I have officially reserved a place at Loma Linda University's master's program for marriage and family therapy.
This has been a spiritual, emotional, exciting, and humbling journey for me. I know a lot of you are probably tired of hearing about it. It seems like every other day I had a new question or concern. My parents and Jon have heard every fathomable possibility when it comes to school, my life, and my future. They have been patient, wise and steady. This has been invaluable to me.
I want to document some of my story for when I question this decision in the future, or for when things get tough at school, or for my future children. So while this process could probably be a book in itself, and some of the spiritual pieces of it may be too sacred to share on this public blog, I wish to tell just some of my story.
When I graduated high school I used to say that I intended on going to four years of college and then being done. I don't think that is a very common attitude, but I had my mind made up that people who went on to graduate school just didn't know what they wanted to do in their life. I just wanted to get out there and make a difference in the world. So I went to college with that exact plan in mind. I ended up selecting family life as my major and fell in love with my classes. I had these strong, intelligent and beautiful female professors. I began to think, "I could do that, I could be like them." I don't think there was an exact moment, but slowly I began to think of going into marriage and family therapy.
As that idea came to life, I turned to my patriarchal blessing (a personal blessing given once in a person's life that talks about promised blessings they will receive if they life righteously).

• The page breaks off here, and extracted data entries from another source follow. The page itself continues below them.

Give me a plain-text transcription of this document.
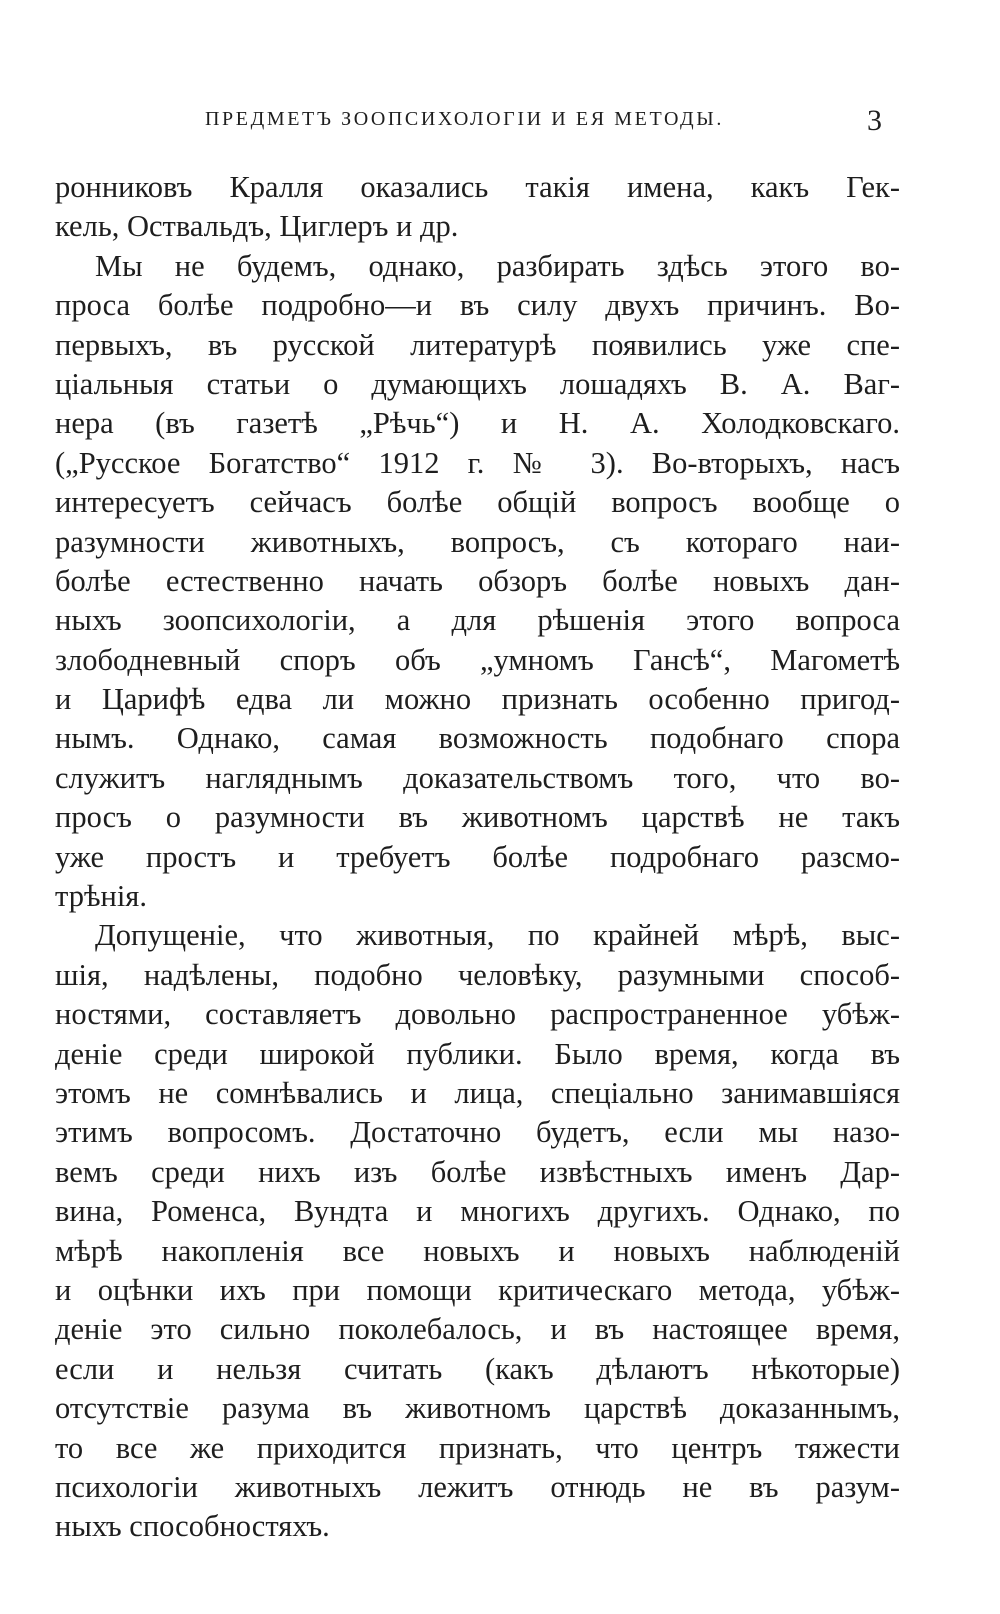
ПРЕДМЕТЪ ЗООПСИХОЛОГІИ И ЕЯ МЕТОДЫ.	3
ронниковъ Кралля оказались такія имена, какъ Гек-
кель, Оствальдъ, Циглеръ и др.
Мы не будемъ, однако, разбирать здѣсь этого во-
проса болѣе подробно—и въ силу двухъ причинъ. Во-
первыхъ, въ русской литературѣ появились уже спе-
ціальныя статьи о думающихъ лошадяхъ В. А. Ваг-
нера (въ газетѣ „Рѣчь“) и Н. А. Холодковскаго.
(„Русское Богатство“ 1912 г. № 3). Во-вторыхъ, насъ
интересуетъ сейчасъ болѣе общій вопросъ вообще о
разумности животныхъ, вопросъ, съ котораго наи-
болѣе естественно начать обзоръ болѣе новыхъ дан-
ныхъ зоопсихологіи, а для рѣшенія этого вопроса
злободневный споръ объ „умномъ Гансѣ“, Магометѣ
и Царифѣ едва ли можно признать особенно пригод-
нымъ. Однако, самая возможность подобнаго спора
служитъ нагляднымъ доказательствомъ того, что во-
просъ о разумности въ животномъ царствѣ не такъ
уже простъ и требуетъ болѣе подробнаго разсмо-
трѣнія.
Допущеніе, что животныя, по крайней мѣрѣ, выс-
шія, надѣлены, подобно человѣку, разумными способ-
ностями, составляетъ довольно распространенное убѣж-
деніе среди широкой публики. Было время, когда въ
этомъ не сомнѣвались и лица, спеціально занимавшіяся
этимъ вопросомъ. Достаточно будетъ, если мы назо-
вемъ среди нихъ изъ болѣе извѣстныхъ именъ Дар-
вина, Роменса, Вундта и многихъ другихъ. Однако, по
мѣрѣ накопленія все новыхъ и новыхъ наблюденій
и оцѣнки ихъ при помощи критическаго метода, убѣж-
деніе это сильно поколебалось, и въ настоящее время,
если и нельзя считать (какъ дѣлаютъ нѣкоторые)
отсутствіе разума въ животномъ царствѣ доказаннымъ,
то все же приходится признать, что центръ тяжести
психологіи животныхъ лежитъ отнюдь не въ разум-
ныхъ способностяхъ.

As I read the words new things started to catch my eye. Undeniable things. My blessing talked more about my future profession or service involvement than my family. I don't think that is because I won't have a family, I think God knew I needed some extra encouragement to go down a path I would not have otherwise considered.
I decided to apply.
I told Jon and my parents it would be better to spend some money on the GRE, applications and interviews and then decide if I wanted to go. There was no hurt in applying. I was still not entirely convinced and some days I felt that going on for more school sounded like no fun at all. But most days I felt excited and hopeful. Not for the work, but for the experience, the learning and the people I could potentially help.
I only applied to three schools. I thought my mom put it best in our family letter:
One school I was pretty confident I would get into, one school I thought I might get into, and one school I could only hope to get into but would love to go to.
I didn't even get an interview at the first.
I got waitlisted at the second.
And got accepted at the third.
I want to note as well, applying to LLU was more on a whim. Just to have a school on the list my professors knew of. A "why not?" decision.
I am convinced God lead me to apply there. I am also convinced that God sees much more in me than I see in myself. If I were thinking logically and thoughtfully about my abilities, applying to LLU would not be something I would do.
In the interview process the decision was pretty clear. I loved my other school, I had a strong desire to go there, but I got a very strong feeling to leave that interview room and never look back. And to be honest, that feeling was so strong that I haven't had that desire. It really came to LLU or no school at all.
Jon and I tossed and turned about this decision. Since we have had no debt since we have been married the finances are overwhelming to us. I prayed regularly for promptings to know if this is the right decision.
One night I was praying and I said I didn't feel like I was getting any answers. Immediately conversations I had, things people had said and opportunities that had come up in the last few days entered my mind. Those were my answers.
I felt that I knew that this is what I was supposed to do. But before signing off on the decision I decided I needed to take this question to the temple. I went with the attitude that even if I received no promptings, it was ok, because I pretty much had my answer. I just wanted to be sure it wasn't a "no."
I had a very spiritual experience in the temple. My answer was clear. I felt like God was saying, "Oh ye of little faith," thinking you wouldn't get a prompting. More than any other emotion I was experiencing, I felt humbled.
My personality traits tend to be talkative and opinionated. Not the best traits for a therapist. But still, God knows so much more than I do. And he has reassured me time and time again that this is the right decision for me. I know that if I continue to trust in him he will magnify my abilities.
This has become a long story for what I intended to be short. But I want others to know this story.
Most importantly, I want to remember this story. There are so many other things that occurred, small experiences that changed my course. I wish I could remember them all. But in the end I am grateful for a Heavenly Father who is willing to answer my prayers and reassure me continuously.
I am so excited to attend LLU and feel at peace about my decision.